INDIANAPOLIS — Indiana Pacers star Tyrese Haliburton missed the final two playoff games with a sore left hamstring and spoke about it for the first time since the injury occurred during his exit interview on Tuesday.
“It was really frustrating. It was awful, to be honest with you. I tried so hard to make something happen and it was just something that was out of my control,” said Haliburton, who was injured in Game 2 and had to watch Indiana’s final two games of the season from the bench.
Haliburton left the game during the third quarter that night. The extent of the injury was unknown at the time, but his 2023-24 season ended with Boston at the end of the second half. Haliburton said the injury actually occurred during the second quarter, when he hit Al Horford during an isolation. He had his foot bandaged at halftime.
“I knew right away something was wrong,” he said.
Haliburton limped to the team bus after the game and could barely walk the next day. But two days later, the swelling in his hamstring had gone down. He felt better and had an MRI that morning. He hoped to play in Game 3.

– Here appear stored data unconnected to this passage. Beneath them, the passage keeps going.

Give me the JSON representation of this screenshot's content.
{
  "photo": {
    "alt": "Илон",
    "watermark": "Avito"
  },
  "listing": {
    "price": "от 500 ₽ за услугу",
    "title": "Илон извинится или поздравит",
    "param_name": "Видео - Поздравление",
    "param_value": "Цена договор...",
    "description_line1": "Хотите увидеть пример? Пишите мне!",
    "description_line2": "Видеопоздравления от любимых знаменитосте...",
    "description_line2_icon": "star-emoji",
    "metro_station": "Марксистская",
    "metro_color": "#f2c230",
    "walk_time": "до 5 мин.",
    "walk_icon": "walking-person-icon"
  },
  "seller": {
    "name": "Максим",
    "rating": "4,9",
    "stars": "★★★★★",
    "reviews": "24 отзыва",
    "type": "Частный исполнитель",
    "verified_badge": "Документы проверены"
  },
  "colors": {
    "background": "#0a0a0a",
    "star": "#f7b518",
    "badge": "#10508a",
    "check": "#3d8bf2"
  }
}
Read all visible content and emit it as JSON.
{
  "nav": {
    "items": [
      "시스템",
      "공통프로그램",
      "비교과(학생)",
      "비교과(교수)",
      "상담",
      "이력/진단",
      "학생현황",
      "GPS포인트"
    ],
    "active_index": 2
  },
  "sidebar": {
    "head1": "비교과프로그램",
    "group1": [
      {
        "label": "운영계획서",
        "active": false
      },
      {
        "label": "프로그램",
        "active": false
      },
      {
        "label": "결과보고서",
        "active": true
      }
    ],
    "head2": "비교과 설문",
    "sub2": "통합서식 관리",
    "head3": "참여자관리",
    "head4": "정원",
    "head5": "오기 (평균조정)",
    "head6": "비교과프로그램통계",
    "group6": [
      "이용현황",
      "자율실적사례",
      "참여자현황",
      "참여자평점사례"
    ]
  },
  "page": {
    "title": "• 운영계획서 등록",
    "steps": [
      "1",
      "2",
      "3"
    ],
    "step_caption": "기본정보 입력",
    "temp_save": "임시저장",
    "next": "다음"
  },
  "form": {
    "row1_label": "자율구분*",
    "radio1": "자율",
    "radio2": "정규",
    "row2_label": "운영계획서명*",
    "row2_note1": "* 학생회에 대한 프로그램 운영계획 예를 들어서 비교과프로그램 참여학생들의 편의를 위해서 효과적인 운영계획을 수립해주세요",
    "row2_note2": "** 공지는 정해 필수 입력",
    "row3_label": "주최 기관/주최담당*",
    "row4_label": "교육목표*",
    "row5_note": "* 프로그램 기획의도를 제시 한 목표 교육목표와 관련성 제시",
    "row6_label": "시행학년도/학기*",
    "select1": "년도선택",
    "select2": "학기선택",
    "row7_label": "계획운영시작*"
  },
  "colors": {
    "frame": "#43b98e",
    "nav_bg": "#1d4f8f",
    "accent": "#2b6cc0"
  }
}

“I told my agent that morning, ‘I feel great. I’m not going to lie to people. No matter what they say, I’m going to try to play,'” Haliburton recalled. But organizational meetings were held and the decision was taken out of Haliburton’s hands. He sat out that game and Game 4 to protect his long-term health. “He wants to play very badly. He wants to play desperately. But the decision for tonight’s game was taken out of his hands early in the day,” Pacers head coach Rick Carlisle said before Game 3 of the Eastern Conference Finals. “It was determined that tonight’s game was not an option.”
Haliburton said Tuesday that the new hamstring pain has nothing to do with the hamstring tightness he experienced in the same leg during the regular season, which caused him to miss 10 total games and put Haliburton on a strict minutes restriction after his return that changed his and the Pacers’ season.
“It’s not a recurrence, it’s a brand new condition,” Haliburton said of a recent injury he suffered in a different part of his hamstring.
The season is over so Haliburton can rehab and recover. He said he plans to stay in Indianapolis over the next few weeks to recover in preparation for his next basketball obligation: playing for the U.S. team at the Paris Olympics.
“I’m not worried” about his Olympic chances, Haliburton said, adding that his “biggest concern is we have six weeks before we report to training camp,” and that a member of Indiana’s medical staff will be traveling with the U.S. team.
Haliburton finished the season averaging 20.1 points and 10.9 assists and was named to the All-NBA Third Team. In the playoffs, the star guard averaged 18.7 points and 8.2 assists, but the postseason was shortened.